Fujifilm Sues Eastman Kodak for Patent Infringement

Fujifilm vs Eastman Kodak

Two longtime stalwarts of the film photography industry, Fujifilm and Eastman Kodak, are poised to battle it out in the courts as Fujifilm Corporation filed a patent infringement lawsuit against Eastman Kodak Company in the United States District Court for the District of New Jersey.

“Fujifilm has asserted four patents (U.S. Patent Nos. 10,427,443, 10,525,696, 10,875,346, and 11,294,279) pertaining to various aspects of processless lithographic printing plate technologies, including method and apparatus claims,” Fujifilm explains in a press release issued this week.

Fujifilm is seeking “remedies,” including compensatory damages and injunctive relief related to Eastman Kodak’s “unauthorized commercial manufacture, use, offer to sell, or sale within the United States, and/or importation of its processless lithographic printing plate products that infringe the four asserted patents.” Fujifilm specifically notes Kodak products sold under the name “Sonora X” and the brand umbrella name “Sonora Xtra.”

The Sonora X and Xtra products are used to print the likes of magazines, as shown in the Eastman Kodak video below.

“Fujifilm is committed to protecting its significant research and development investments, and in bringing innovative printing plate technologies to customers around the world,” says Toyoyuki “Tommy” Katagiri, division president, Fujifilm North America Corporation, Graphic Communication Division. “We will enforce and protect our innovation and intellectual property rights in the United States and around the world when we believe others infringe unfairly.”

In separate but related situations, Fujifilm Corporation sued Eastman Kodak’s European subsidiaries, Kodak GmbH, Kodak Graphic Communications GmbH, and Kodak Holding GmbH in October and December 2023 for the alleged infringement of the European counterparts to Fujifilm’s American patents.

“We will continue to protect our intellectual property in processless lithographic printing plates, to the benefit of our customers, including small, family-owned printing businesses, as well as medium- and large-sized printing businesses,” adds Katagiri.

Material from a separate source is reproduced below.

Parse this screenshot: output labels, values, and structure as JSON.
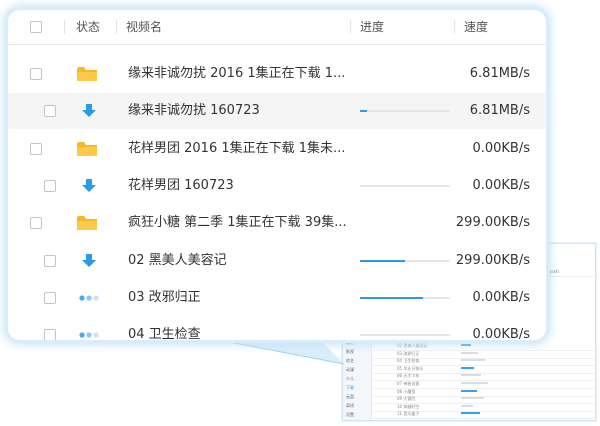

Fujifilm’s relevant products include the Superia ZX Plates, which Fujifilm describes as its “latest innovation,” and promises improved durability, visibility, scratch resistance, and production efficiency.

From a high-level perspective, the impending legal battle is a bit of inside baseball. Still, it shows that while photographers know mostly about Fujifilm’s cameras and lenses and Kodak’s film stocks, both companies have their hands in a diverse range of products and technologies. Like Nikon makes a significant amount of money from medical imaging technology, Fujifilm and Eastman Kodak care a lot about products photographers will never see, let alone use.